UPDATED with dual-structure vote totals. Waxing nostalgic about 21st Century Fox’s decades-long run in the media business, Executive Chairman Lachlan Murdoch offered a tribute to his father, Rupert Murdoch, during the company’s annual shareholder meeting.

Barring a major twist in the long march toward a $71.3 billion deal to sell two-thirds of itself to Disney (a deal that should get final approval in mere weeks), the meeting at the Zanuck Theatre on the Fox lot was the last for Fox in its current form. Post-merger, it will adopt the slimmed-down new name Fox, to match a reduced portfolio consisting of the broadcast network, Fox News, Fox Sports and local TV stations. Lachlan Murdoch will run the new Fox as his brother, James Murdoch (who was not heard from during the meeting), embarks on a new chapter in venture finance.

Rupert Murdoch began with a brief, no-nonsense introduction and then his son offered eight minutes of reflection on the company that were largely a salute to his father.

Rupert Murdoch Lachlan Murdoch
Rupert Murdoch and Lachlan Murdoch REX/Shutterstock

The 87-year-old Australia-born newspaperman built a small print-based outfit into a global empire with TV, film and digital assets. As a “journalist at heart,” Rupert Murdoch has “defied conventional wisdom and succeeded where others had failed,” Lachlan Murdoch said. Fox’s evolution “began with my father’s unwavering belief in the power of innovation and consumer choice. He has always had a passion for engaging audiences with stories and experiences that endure. But perhaps the most enduring story is his own.”

Shareholders voted to elect Delphine Arnault, James Breyer, Chase Carey, David DeVoe, Sir Roderick Eddington, Jacques Nasser, Robert Silberman, Tidjane Thiam to one-year terms on the board of directors, along with the Murdochs.

The only other piece of business in the 20-minute meeting was discussion of a shareholder proposal to do away with the company’s dual-class ownership structure. The company announced in an SEC filing after the close of the market that it failed, with 61% (435,774,050) voting against the measure, and 37% (266,647,916) voting in favor.

Luke Martin, a spokesman for longtime Fox shareholder the Nathan Cummings Foundation, delivered a statement from the foundation asserting that 90% of U.S. companies have a “one-shareholder/one-vote” structure. Excluding the Murdoch family, he added, the owners of 75% of outstanding Fox shares have previously voted to abandon the dual-class setup. Having separate classes of shares “gives some shareholders disproportionate power while leaving others with no vote at all,” Martin said, inviting questionable decision-making by board members.
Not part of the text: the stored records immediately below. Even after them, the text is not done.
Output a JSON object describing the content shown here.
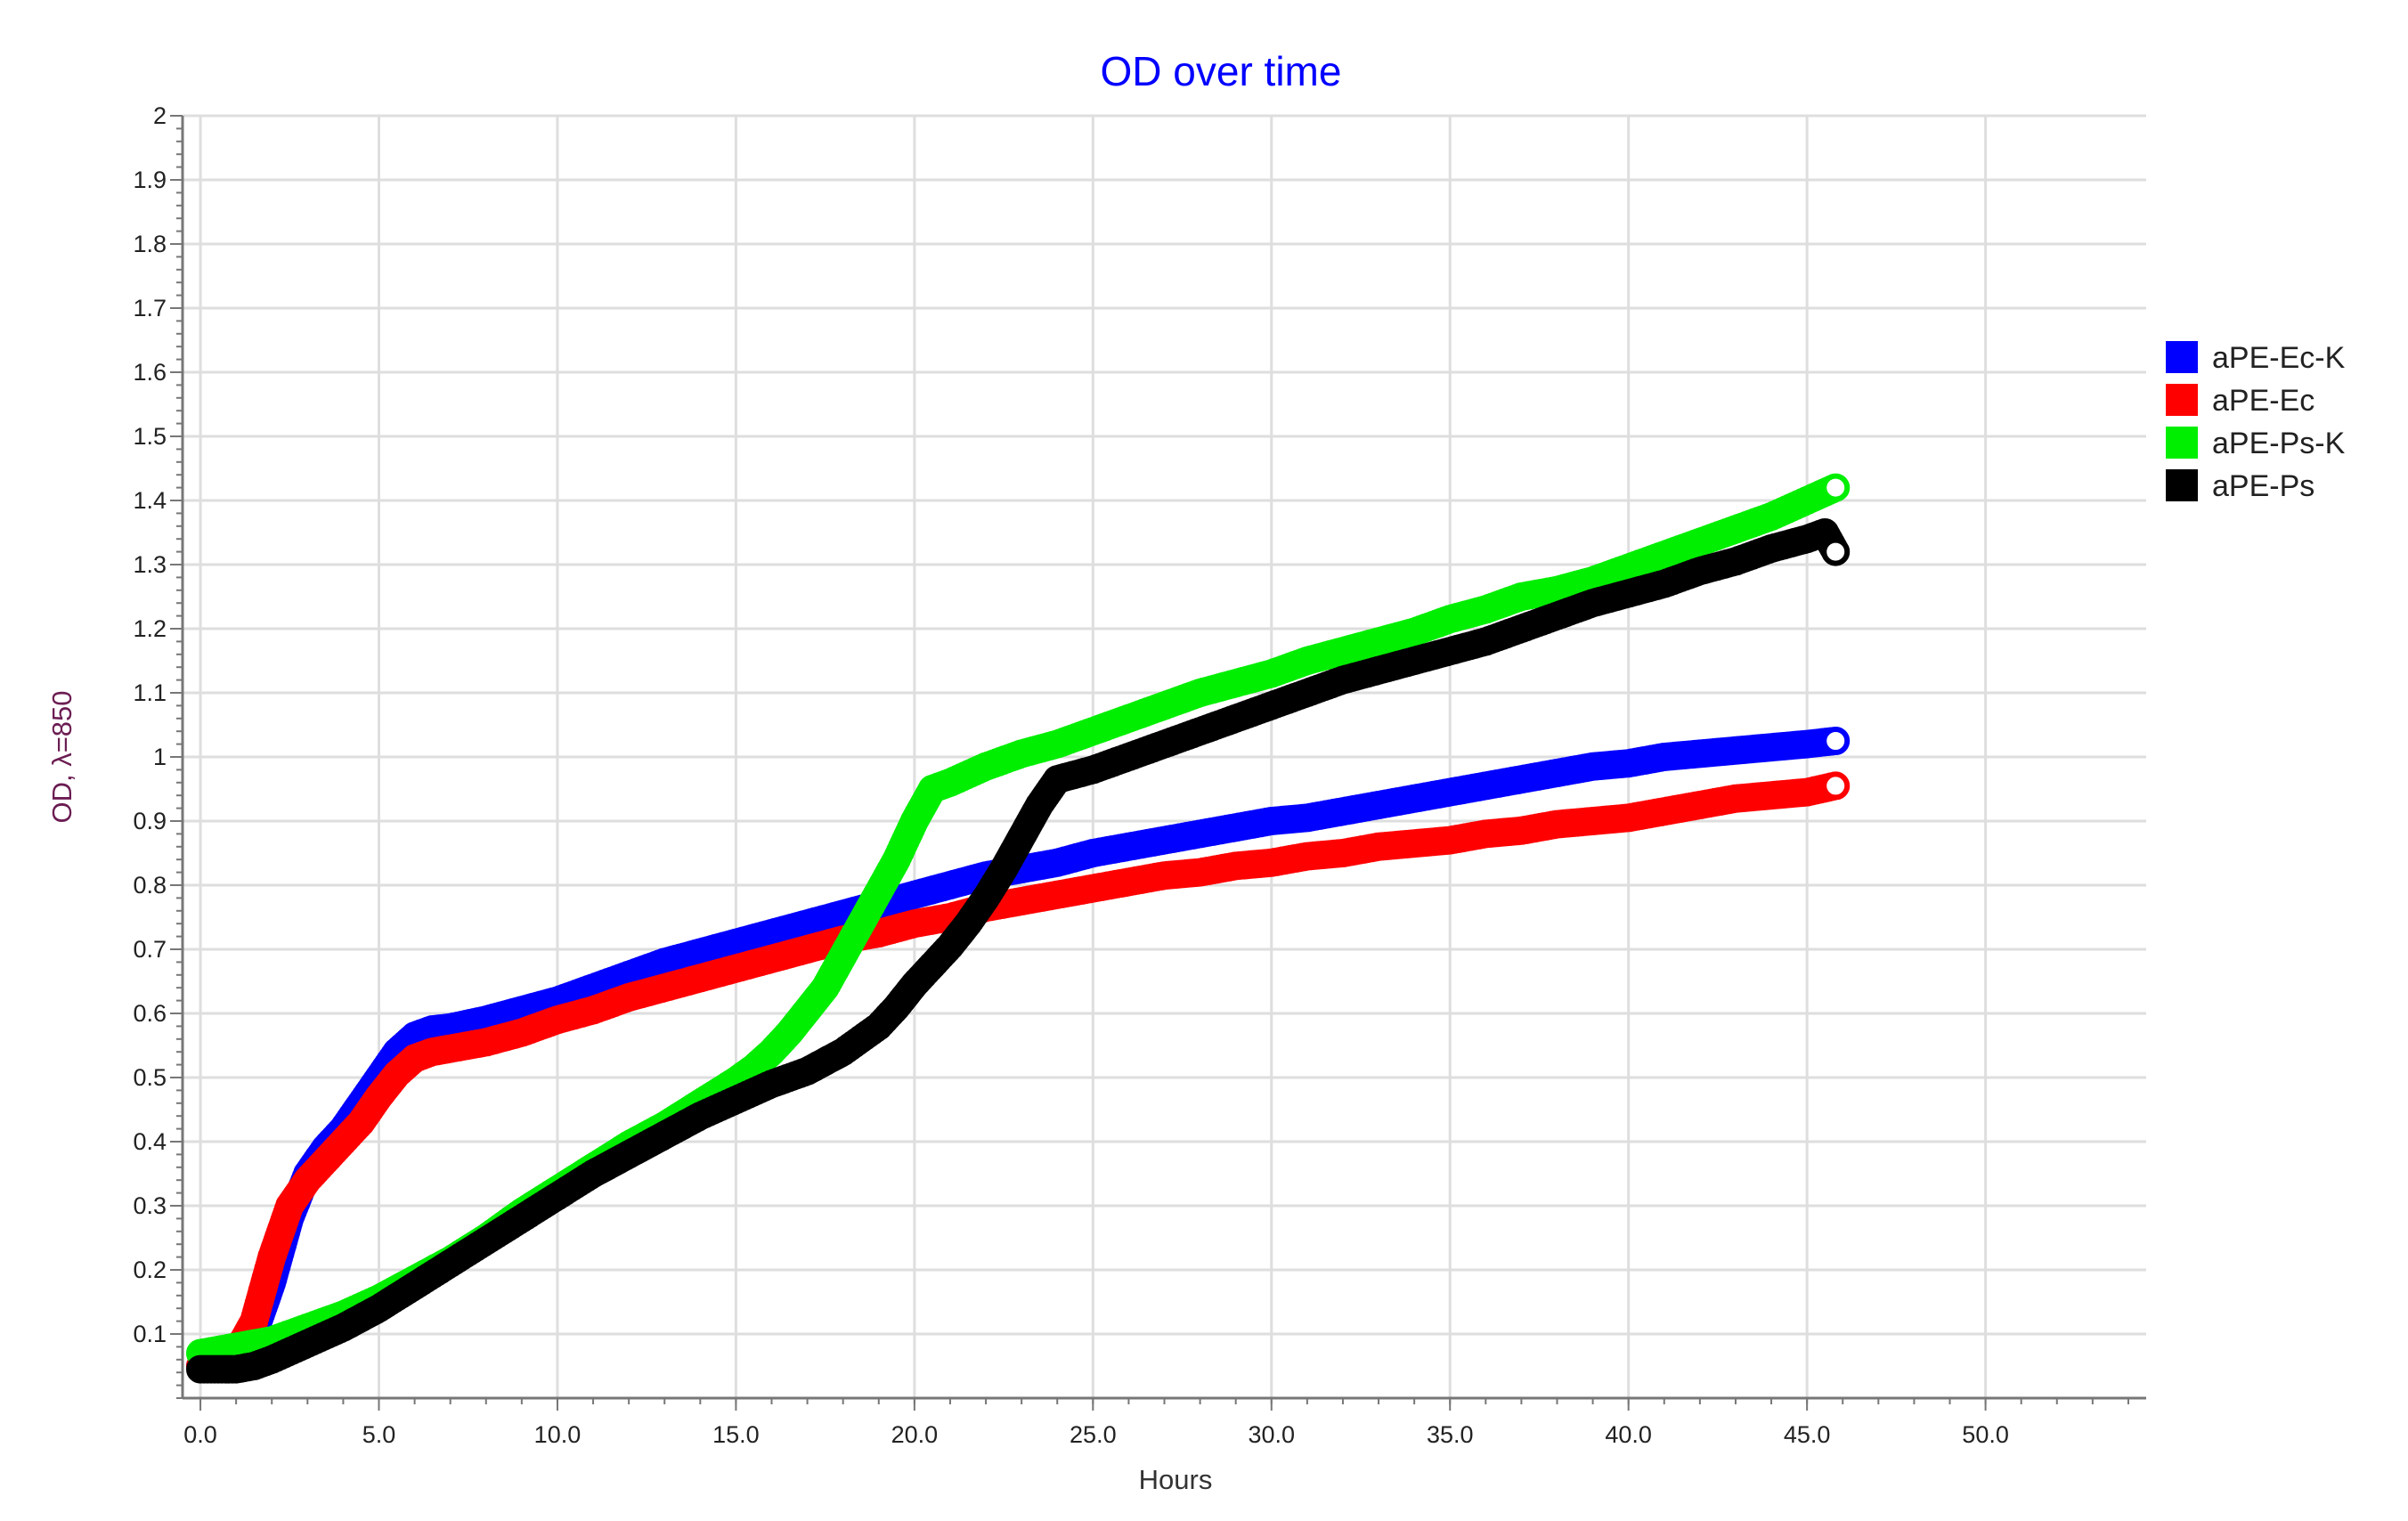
{
  "chart_data": {
    "type": "scatter",
    "title": "OD over time",
    "xlabel": "Hours",
    "ylabel": "OD, λ=850",
    "xlim": [
      -0.5,
      54.5
    ],
    "ylim": [
      0,
      2
    ],
    "xticks": [
      "0.0",
      "5.0",
      "10.0",
      "15.0",
      "20.0",
      "25.0",
      "30.0",
      "35.0",
      "40.0",
      "45.0",
      "50.0"
    ],
    "yticks": [
      "0.1",
      "0.2",
      "0.3",
      "0.4",
      "0.5",
      "0.6",
      "0.7",
      "0.8",
      "0.9",
      "1",
      "1.1",
      "1.2",
      "1.3",
      "1.4",
      "1.5",
      "1.6",
      "1.7",
      "1.8",
      "1.9",
      "2"
    ],
    "grid": true,
    "legend_position": "right",
    "marker": "hollow-circle",
    "series": [
      {
        "name": "aPE-Ec-K",
        "color": "#0000ff",
        "x": [
          0,
          0.5,
          1,
          1.5,
          2,
          2.5,
          3,
          3.5,
          4,
          4.5,
          5,
          5.5,
          6,
          6.5,
          7,
          8,
          9,
          10,
          11,
          12,
          13,
          14,
          15,
          16,
          17,
          18,
          19,
          20,
          21,
          22,
          23,
          24,
          25,
          26,
          27,
          28,
          29,
          30,
          31,
          32,
          33,
          34,
          35,
          36,
          37,
          38,
          39,
          40,
          41,
          42,
          43,
          44,
          45,
          45.8
        ],
        "y": [
          0.05,
          0.05,
          0.07,
          0.1,
          0.18,
          0.28,
          0.35,
          0.39,
          0.42,
          0.46,
          0.5,
          0.54,
          0.565,
          0.575,
          0.578,
          0.59,
          0.605,
          0.62,
          0.64,
          0.66,
          0.68,
          0.695,
          0.71,
          0.725,
          0.74,
          0.755,
          0.77,
          0.785,
          0.8,
          0.815,
          0.825,
          0.835,
          0.85,
          0.86,
          0.87,
          0.88,
          0.89,
          0.9,
          0.905,
          0.915,
          0.925,
          0.935,
          0.945,
          0.955,
          0.965,
          0.975,
          0.985,
          0.99,
          1.0,
          1.005,
          1.01,
          1.015,
          1.02,
          1.025
        ]
      },
      {
        "name": "aPE-Ec",
        "color": "#ff0000",
        "x": [
          0,
          0.5,
          1,
          1.5,
          2,
          2.5,
          3,
          3.5,
          4,
          4.5,
          5,
          5.5,
          6,
          6.5,
          7,
          8,
          9,
          10,
          11,
          12,
          13,
          14,
          15,
          16,
          17,
          18,
          19,
          20,
          21,
          22,
          23,
          24,
          25,
          26,
          27,
          28,
          29,
          30,
          31,
          32,
          33,
          34,
          35,
          36,
          37,
          38,
          39,
          40,
          41,
          42,
          43,
          44,
          45,
          45.8
        ],
        "y": [
          0.05,
          0.05,
          0.07,
          0.12,
          0.22,
          0.3,
          0.34,
          0.37,
          0.4,
          0.43,
          0.47,
          0.505,
          0.53,
          0.54,
          0.545,
          0.555,
          0.57,
          0.59,
          0.605,
          0.625,
          0.64,
          0.655,
          0.67,
          0.685,
          0.7,
          0.715,
          0.725,
          0.74,
          0.75,
          0.765,
          0.775,
          0.785,
          0.795,
          0.805,
          0.815,
          0.82,
          0.83,
          0.835,
          0.845,
          0.85,
          0.86,
          0.865,
          0.87,
          0.88,
          0.885,
          0.895,
          0.9,
          0.905,
          0.915,
          0.925,
          0.935,
          0.94,
          0.945,
          0.955
        ]
      },
      {
        "name": "aPE-Ps-K",
        "color": "#00ee00",
        "x": [
          0,
          0.5,
          1,
          1.5,
          2,
          3,
          4,
          5,
          6,
          7,
          8,
          9,
          10,
          11,
          12,
          13,
          14,
          15,
          15.5,
          16,
          16.5,
          17,
          17.5,
          18,
          18.5,
          19,
          19.5,
          20,
          20.5,
          21,
          22,
          23,
          24,
          25,
          26,
          27,
          28,
          29,
          30,
          31,
          32,
          33,
          34,
          35,
          36,
          37,
          38,
          39,
          40,
          41,
          42,
          43,
          44,
          45,
          45.8
        ],
        "y": [
          0.07,
          0.075,
          0.08,
          0.085,
          0.09,
          0.11,
          0.13,
          0.155,
          0.185,
          0.215,
          0.25,
          0.29,
          0.325,
          0.36,
          0.395,
          0.425,
          0.46,
          0.495,
          0.515,
          0.54,
          0.57,
          0.605,
          0.64,
          0.69,
          0.74,
          0.79,
          0.84,
          0.9,
          0.95,
          0.96,
          0.985,
          1.005,
          1.02,
          1.04,
          1.06,
          1.08,
          1.1,
          1.115,
          1.13,
          1.15,
          1.165,
          1.18,
          1.195,
          1.215,
          1.23,
          1.25,
          1.26,
          1.275,
          1.295,
          1.315,
          1.335,
          1.355,
          1.375,
          1.4,
          1.42
        ]
      },
      {
        "name": "aPE-Ps",
        "color": "#000000",
        "x": [
          0,
          0.5,
          1,
          1.5,
          2,
          3,
          4,
          5,
          6,
          7,
          8,
          9,
          10,
          11,
          12,
          13,
          14,
          15,
          16,
          17,
          18,
          19,
          19.5,
          20,
          20.5,
          21,
          21.5,
          22,
          22.5,
          23,
          23.5,
          24,
          25,
          26,
          27,
          28,
          29,
          30,
          31,
          32,
          33,
          34,
          35,
          36,
          37,
          38,
          39,
          40,
          41,
          42,
          43,
          44,
          45,
          45.5,
          45.8
        ],
        "y": [
          0.045,
          0.045,
          0.045,
          0.05,
          0.06,
          0.085,
          0.11,
          0.14,
          0.175,
          0.21,
          0.245,
          0.28,
          0.315,
          0.35,
          0.38,
          0.41,
          0.44,
          0.465,
          0.49,
          0.51,
          0.54,
          0.58,
          0.61,
          0.645,
          0.675,
          0.705,
          0.74,
          0.78,
          0.825,
          0.875,
          0.925,
          0.965,
          0.98,
          1.0,
          1.02,
          1.04,
          1.06,
          1.08,
          1.1,
          1.12,
          1.135,
          1.15,
          1.165,
          1.18,
          1.2,
          1.22,
          1.24,
          1.255,
          1.27,
          1.29,
          1.305,
          1.325,
          1.34,
          1.35,
          1.32
        ]
      }
    ]
  }
}
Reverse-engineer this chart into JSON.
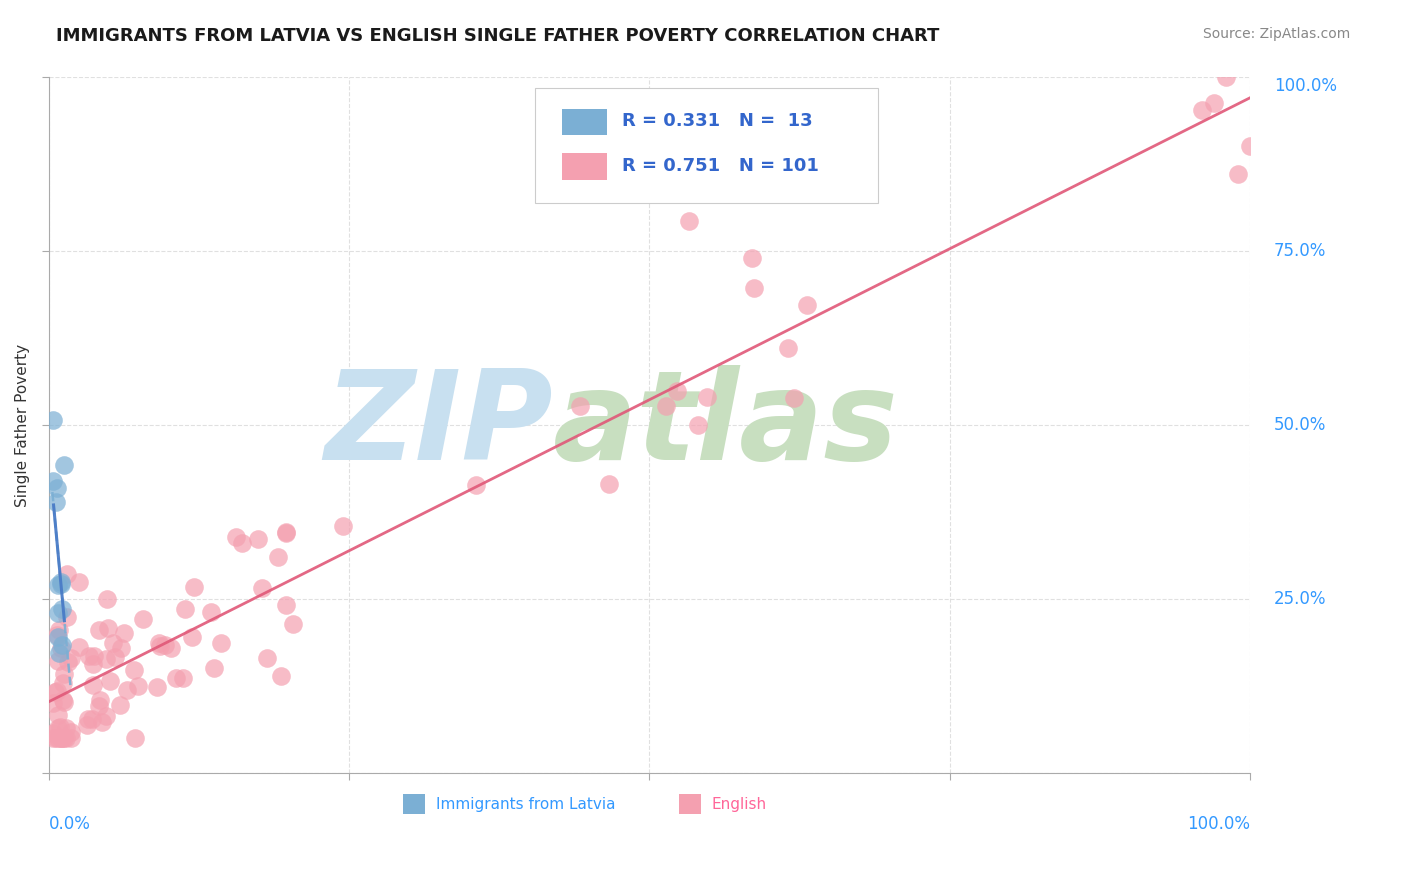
{
  "title": "IMMIGRANTS FROM LATVIA VS ENGLISH SINGLE FATHER POVERTY CORRELATION CHART",
  "source": "Source: ZipAtlas.com",
  "ylabel": "Single Father Poverty",
  "background_color": "#ffffff",
  "grid_color": "#dddddd",
  "watermark_zip": "ZIP",
  "watermark_atlas": "atlas",
  "watermark_color_zip": "#c8e0f0",
  "watermark_color_atlas": "#c8dfc0",
  "title_color": "#1a1a1a",
  "axis_label_color": "#3399ff",
  "source_color": "#888888",
  "blue_color": "#7bafd4",
  "blue_line_color": "#4a7cc7",
  "pink_color": "#f4a0b0",
  "pink_line_color": "#e05878",
  "legend_R_blue": "0.331",
  "legend_N_blue": "13",
  "legend_R_pink": "0.751",
  "legend_N_pink": "101",
  "legend_label_blue": "Immigrants from Latvia",
  "legend_label_pink": "English"
}
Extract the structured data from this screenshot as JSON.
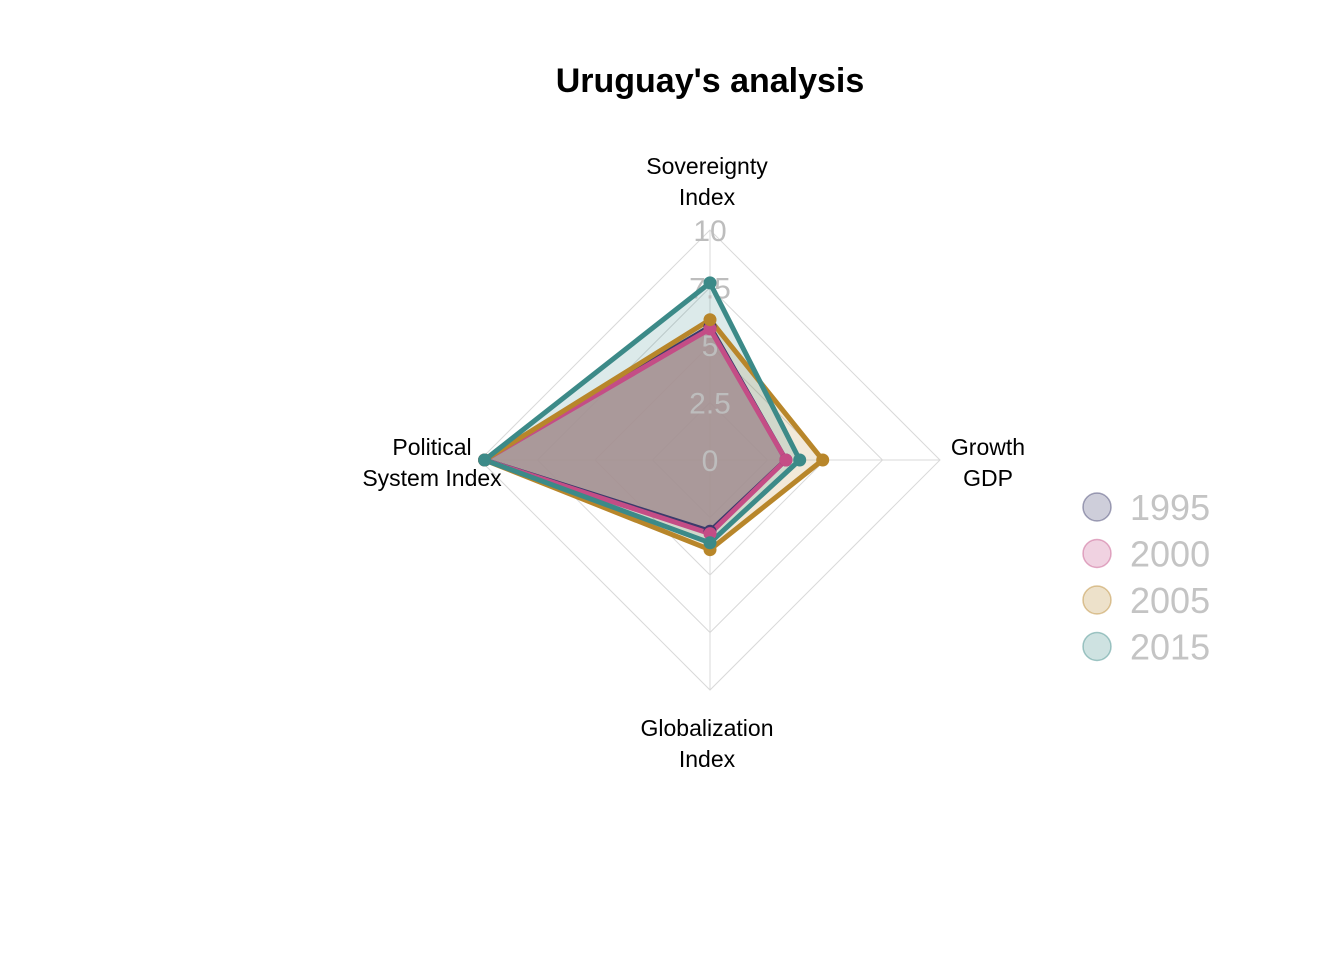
{
  "chart_data": {
    "type": "radar",
    "title": "Uruguay's analysis",
    "axes": [
      [
        "Sovereignty",
        "Index"
      ],
      [
        "Growth",
        "GDP"
      ],
      [
        "Globalization",
        "Index"
      ],
      [
        "Political",
        "System Index"
      ]
    ],
    "tick_labels": [
      "0",
      "2.5",
      "5",
      "7.5",
      "10"
    ],
    "range": [
      0,
      10
    ],
    "grid": true,
    "legend_position": "right",
    "series": [
      {
        "name": "1995",
        "values": [
          5.8,
          3.3,
          3.1,
          9.8
        ],
        "color": "#3b3b6b"
      },
      {
        "name": "2000",
        "values": [
          5.7,
          3.3,
          3.2,
          9.8
        ],
        "color": "#c44d86"
      },
      {
        "name": "2005",
        "values": [
          6.1,
          4.9,
          3.9,
          9.8
        ],
        "color": "#b8862a"
      },
      {
        "name": "2015",
        "values": [
          7.7,
          3.9,
          3.6,
          9.8
        ],
        "color": "#3c8a88"
      }
    ],
    "overlap_color": "#a89596"
  }
}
Responding on behalf of the company, Nasser said, “Dual-class structures are not uncommon … particularly in the media and technology sectors.” (So much so that the structure became a flashpoint this year in legal warfare between CBS and controlling shareholder National Amusements and has also irritated many Facebook investors dismayed by what they consider Mark Zuckerberg’s self-dealing.)

Fox’s dual-class arrangement has unlocked considerable value for shareholders, Nasser maintained, and has been responsibly managed.